Here's a way using pandas library:

import pandas as pd
from pandas.io.json import json_normalize

d1 = json_normalize(d1['result'])
d2 = json_normalize(d2['result'])

# merge the data
lst = d1.merge(d2, left_on='number', right_on='task').drop('task', axis=1)

# converting time to same units (seconds)
lst['time_secs'] = lst['time_left'].str.split().apply(lambda x: int(x[0])*60 if 'min' in x else int(x[0]))

# sort, select cols and convert to dictionary
lst = lst.sort_values('time_secs', ascending=True)[['number','month','time_left']].to_dict(orient='records')

[{'number': '0010041', 'month': 'January', 'time_left': '20 sec'},
 {'number': '0010042', 'month': 'March', 'time_left': '6 min'}]
YOLO
  • 20,181
  • 5
  • 20
  • 40
  • This works wonders, one last bit I forgot to mention. how can then sort it by time_left, lowest first? – Tim Hannah Jan 20 '20 at 22:38
  • check edit please, I assumed the time is always in `min` or `seconds`. if it's in hours, you need to convert it into seconds. – YOLO Jan 21 '20 at 06:33
  • So hypothetically its in hours... how would i do that? im happy for hours to be in minutes so 1 hour and 5 mins = 65 mins.

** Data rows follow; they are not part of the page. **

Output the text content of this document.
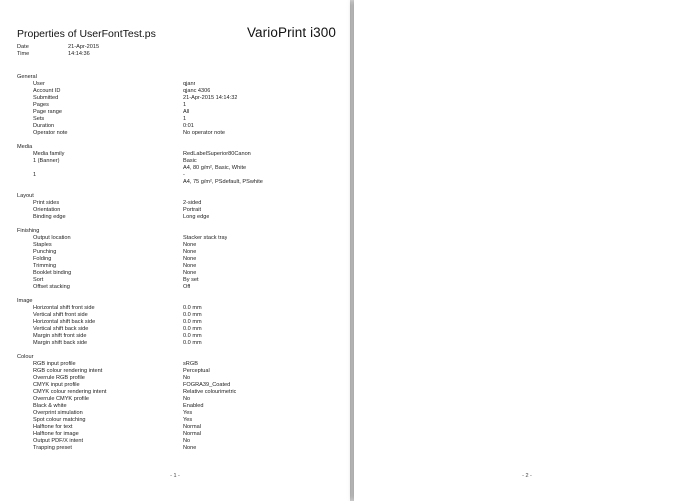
Properties of UserFontTest.ps	VarioPrint i300
Date	21-Apr-2015
Time	14:14:36
General
User	qjanr
Account ID	qjanc 4306
Submitted	21-Apr-2015 14:14:32
Pages	1
Page range	All
Sets	1
Duration	0:01
Operator note	No operator note
Media
Media family	RedLabelSuperior80Canon
1 (Banner)	Basic
A4, 80 g/m², Basic, White
1	-
A4, 75 g/m², PSdefault, PSwhite
Layout
Print sides	2-sided
Orientation	Portrait
Binding edge	Long edge
Finishing
Output location	Stacker stack tray
Staples	None
Punching	None
Folding	None
Trimming	None
Booklet binding	None
Sort	By set
Offset stacking	Off
Image
Horizontal shift front side	0.0 mm
Vertical shift front side	0.0 mm
Horizontal shift back side	0.0 mm
Vertical shift back side	0.0 mm
Margin shift front side	0.0 mm
Margin shift back side	0.0 mm
Colour
RGB input profile	sRGB
RGB colour rendering intent	Perceptual
Overrule RGB profile	No
CMYK input profile	FOGRA39_Coated
CMYK colour rendering intent	Relative colourimetric
Overrule CMYK profile	No
Black & white	Enabled
Overprint simulation	Yes
Spot colour matching	Yes
Halftone for text	Normal
Halftone for image	Normal
Output PDF/X intent	No
Trapping preset	None
- 1 -	- 2 -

Final question, promise, – Tim Hannah Jan 21 '20 at 10:48
  • Don't worry, I have added that condition to the API call to sort the data on Get. Thanks for your help. – Tim Hannah Jan 21 '20 at 11:44
1

This should do the job:

  d1 = data1['result']
  d2 = data2['result']
  merged_list = []
  for item1 in d1:
    for item2 in d2:
      if item1['number'] == item2['task']:
        merged_dict = {**item1, **item2}
        del(merged_dict['task'])
        merged_list.append(merged_dict)

  merged = {
    'result': merged_list
  }
Amir Kirsh
  • 12,564
  • 41
  • 74
  • This works wonders, one last bit I forgot to mention. how can then sort it by time_left, lowest first? – Tim Hannah Jan 20 '20 at 23:10
  • @TimHannah Note that the 'time_left' in your example is in different time units and is a string and not a number. '20 sec' should probably come before '6 min', but '20 min' should come after '6 min', right? I think this requirement deserves its own question. Which may lead to something like [this](https://stackoverflow.com/questions/35545091/convert-human-readable-time-difference-not-timestamp-to-something-usable-for-s) – Amir Kirsh Jan 21 '20 at 07:48
0

if the result list is always sorted, the following example can help:

results = []
for i in range(len(data1['results'])):
   results.append({**data1['results'][i], **data1['results'][i]})
YFrog
  • 109
  • 6
  • The results are not always sorted the same. However the information about '0010041' from data1 and data2 are about the same element so I wanted to use that and match up and merge. – Tim Hannah Jan 20 '20 at 21:25
0

You could approach this elementwise:

results = []
for i in range(len(data1['result'])):
    results.append({
        'number': data1[i]['number'],
        'month': data1[i]['month'],
        'time_left': data2[i]['time_left']
    })
jimsu2012
  • 170
  • 3